Como há gente sisuda, há valdevinos;
que se lhe há-de fazer?

MARGARIDA

Deus me livrara
de conviver com semelhante escória!
Quando entra, encara sempre nas pessoas
como quem zombeteia ou vem zangado;
não toma nada a sério; está-se lendo
naquela testa que ninguém lhe agrada.
Sinto-me tão contente a sós contigo!
tão senhora de mim! tanto à vontade
no calor que a tua alma infunde à minha!
vem ele... e eis-me tolhida inteiramente.

FAUSTO

Superstições de um anjo.

MARGARIDA

É tal o enguiço
que onde me ele aparece, até já cuido
que não gosto de ti. Diante dele,
fosse eu querer rezar! Faz-me cá dentro
tudo isto uma aflição!
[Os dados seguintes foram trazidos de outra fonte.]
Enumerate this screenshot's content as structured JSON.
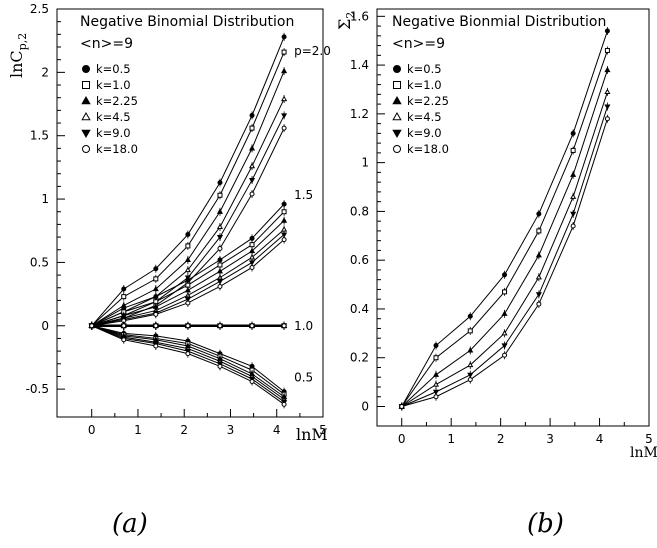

Não te sucede
o mesmo, Henrique?

FAUSTO

Antipatias.

MARGARIDA

Vou-me.
É forçoso.

FAUSTO

O que eu dera, Margarida,
por poder, uma hora, uma só hora,
passar contigo descansado! unidos
peito a peito! alma a alma!

MARGARIDA

Tu bem sabes
que não durmo sozinha. Eu, por meu gosto,
deixava-te ficar já hoje a porta
fechada em falso, e então... Mas a mãezinha
tem o sono tão leve! E se ela fosse
dar connosco, eu morria de repente.

FAUSTO

Para isso, meu anjo, há bom remédio.
Toma este vidro! basta que lhe lances
três gotas na bebida, e adormeceu-ta
a bom levar: nenhum rumor ta esperta.

MARGARIDA

Desejas, cumpro. Esta água, já se sabe,
não pode fazer mal...

FAUSTO

Pois, se o pudesse,
eu dava-ta, querida?

MARGARIDA

Homem como este,
onde há outro? Sim, sim, querido amante;
lê-se no teu aspecto a probidade
às cegas te obedeço. Tenho feito
por ti já tanto que o restante é nada.